六岁那年,张君劢入家塾读书,“善读亦善嬉戏”。1897年,十二岁的张君劢奉母命入上海广方言馆求学。在广方言馆,张君劢接受的是半西半中的教育,四天英文,三天国文。四天英文除了学习文法之外,还包括了数学、化学、物理和外国历史,上午授课,下午则自修或体操。国文系由当时广方言馆的名师袁希涛(观澜)指导,主要是研读“三通”(《通典》、《通志》、《通考》),学典章制度舆地,做策论,这开启了张君劢对于政治制度的兴趣。此外,张君劢自己还读了司马光的《资治通鉴》、顾炎武的《日知录》、曾国藩的《曾文正公全集》、朱熹的《近思录》。据张君劢后来回忆,他对《近思录》的研读特别用心,每天天不亮便起床高声朗读,而且为示虔诚,阅读前要先净手,并焚香一炷。由此,我们可以看出张君劢早年对于新儒学的兴趣。

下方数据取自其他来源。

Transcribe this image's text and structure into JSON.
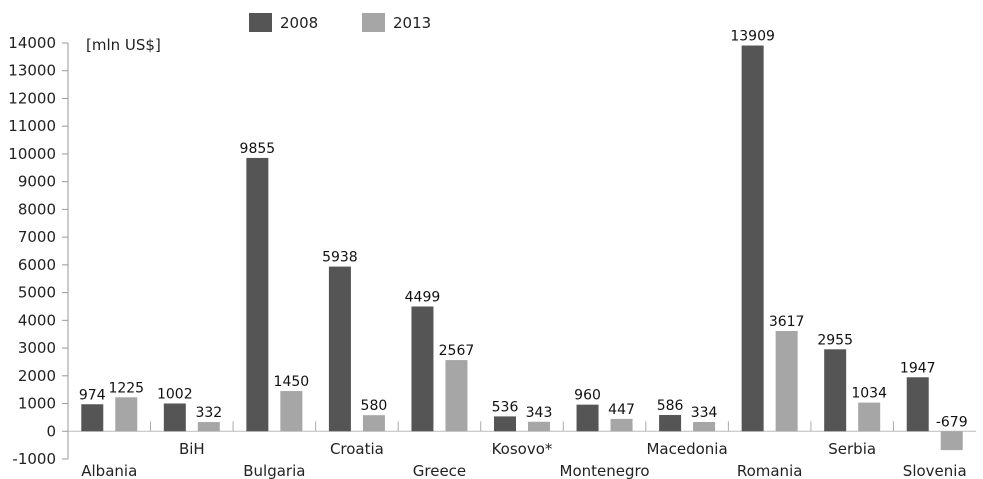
{
  "chart_data": {
    "type": "bar",
    "unit_label": "[mln US$]",
    "categories": [
      "Albania",
      "BiH",
      "Bulgaria",
      "Croatia",
      "Greece",
      "Kosovo*",
      "Montenegro",
      "Macedonia",
      "Romania",
      "Serbia",
      "Slovenia"
    ],
    "series": [
      {
        "name": "2008",
        "color": "#555555",
        "values": [
          974,
          1002,
          9855,
          5938,
          4499,
          536,
          960,
          586,
          13909,
          2955,
          1947
        ]
      },
      {
        "name": "2013",
        "color": "#a6a6a6",
        "values": [
          1225,
          332,
          1450,
          580,
          2567,
          343,
          447,
          334,
          3617,
          1034,
          -679
        ]
      }
    ],
    "ylim": [
      -1000,
      14000
    ],
    "yticks": [
      -1000,
      0,
      1000,
      2000,
      3000,
      4000,
      5000,
      6000,
      7000,
      8000,
      9000,
      10000,
      11000,
      12000,
      13000,
      14000
    ],
    "grid": false,
    "legend": "top-left"
  }
}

1902年,仍在广方言馆学习的张君劢参加了宝山县的考试,成为秀才。第二年春,马良(马相伯)在上海创立之震旦学院招生,张君劢偶然看到《新民丛报》上所刊登的震旦学院招生新闻以及梁启超所写的《祝震旦学院之前途》一文,他深受梁启超“中国之有学术自震旦学院始”的刺激,设法缴付了高昂的学费,进入震旦学院学习。震旦学院的课程全由马良亲自以拉丁文讲授,张君劢费了很大的气力才勉强跟上,至第二个学期,终因负担不起昂贵的学费而辍学。之后,张君劢转入收费较低的南京高等学校,不及一年,因为报名参加“拒俄义勇队”而被校方勒令退学;他本欲出国留学,终因家人反对而作罢;旋赴湖南,先后任教于长沙、澧州及常德等地之中学,教授英文,前后两年。
1906年,张君劢的留学意愿终获家人之允准,并很快得到了宝山县的公费资助,留学日本早稻田大学。宝山县的公费原是资助张君劢学理化,但是他却执意要入自己更感兴趣的政治经济科,所以半年后便被停止了资助。不过,张君劢很快便找到了维持生计的办法——为梁启超所主编的《新民丛报》撰稿。由此,他也结识了自己仰慕已久的梁启超,并从此成为梁得力的助手和追随者。1907年10月,梁启超筹组“政闻社”并发起宪政运动,张君劢为其中之骨干,并曾一度代表梁回国从事立宪活动。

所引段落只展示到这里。